# Introduction
At this stage we have a dataset of recsys papers which contains a subset of papers that are about recommender systems plus a larger set of linked papers that are either cites, refs or author publications. The core recommender systems papers are not perfect. At least some are accidental remindings and the purpose of this notebook is to try to refine this in order to focus in on a optimal core of on-point recomender systems papers.

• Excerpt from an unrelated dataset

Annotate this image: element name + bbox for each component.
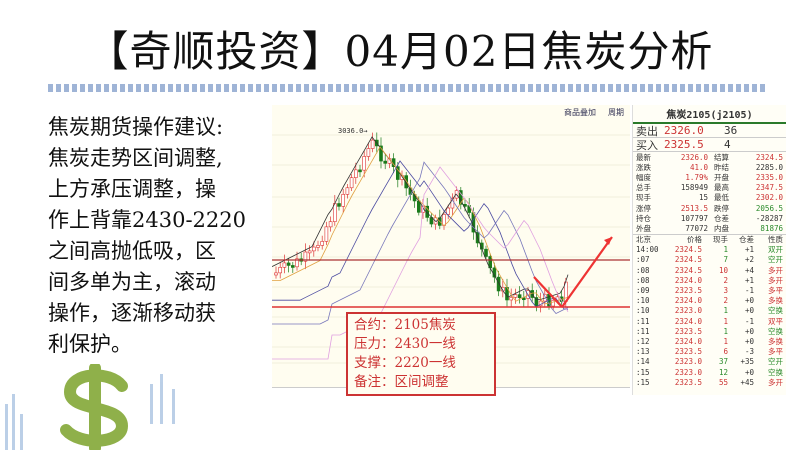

We will not remove any papers from this dataset but rather try to make them as recsys-relevant or not. The approach taken will be to be conservative: to only consider papers as being core RS papers if there is a strong reason to do so. In particular, we will try to excldue papers that mention RS in passing, perhaps as an application area or as related work, wut without evidence of a material contribution to the RS field. This is a question of balance and one culd argue that the approach taken here is too conservative. That is a useful debate to have and it will be possible for others to adjust the refinement process here in order to loosen the constraints. However, it should be noted that by allowing more borderline papers to be considered as core RS papers, it will also likley increase the number of much less relevant papers too. 

In [None]:
import swifter

from glob import glob

from itertools import chain

import random
from itertools import chain
from more_itertools import sliced

import pandas as pd
from matplotlib.pylab import plt
import numpy as np

from glob import glob, iglob
from pathlib import Path

from loguru import logger
from IPython.display import display, clear_output

!pwd

# Setup

## Datasets and files

In [None]:
# The main dataset of papers, which includes a subset of RS papers.
recsys_papers_dataset = '../data/raw/2000_recsys_papers.feather'

# We will save this refined dataset in the `processed` data subdirectory; it is no longer strictly raw data.
refined_recsys_papers_dataset = recsys_papers_dataset.replace('raw/2000_recsys', 'processed/2100_refined_recsys')
refined_recsys_papers_dataset

## Load the main papers dataset

In [None]:
df = pd.read_feather(recsys_papers_dataset)
df

## The curent subset of RS papers
These are the papers that have been so far deemed to be RS papers, within the larger collection of papers.

In [None]:
recsys_df = df[df['is_recsys_paper']].copy()
recsys_df.shape

# RecSys Filters
Various filters that we will use to determine whether a paper should be considered as a true/core RecSys paper.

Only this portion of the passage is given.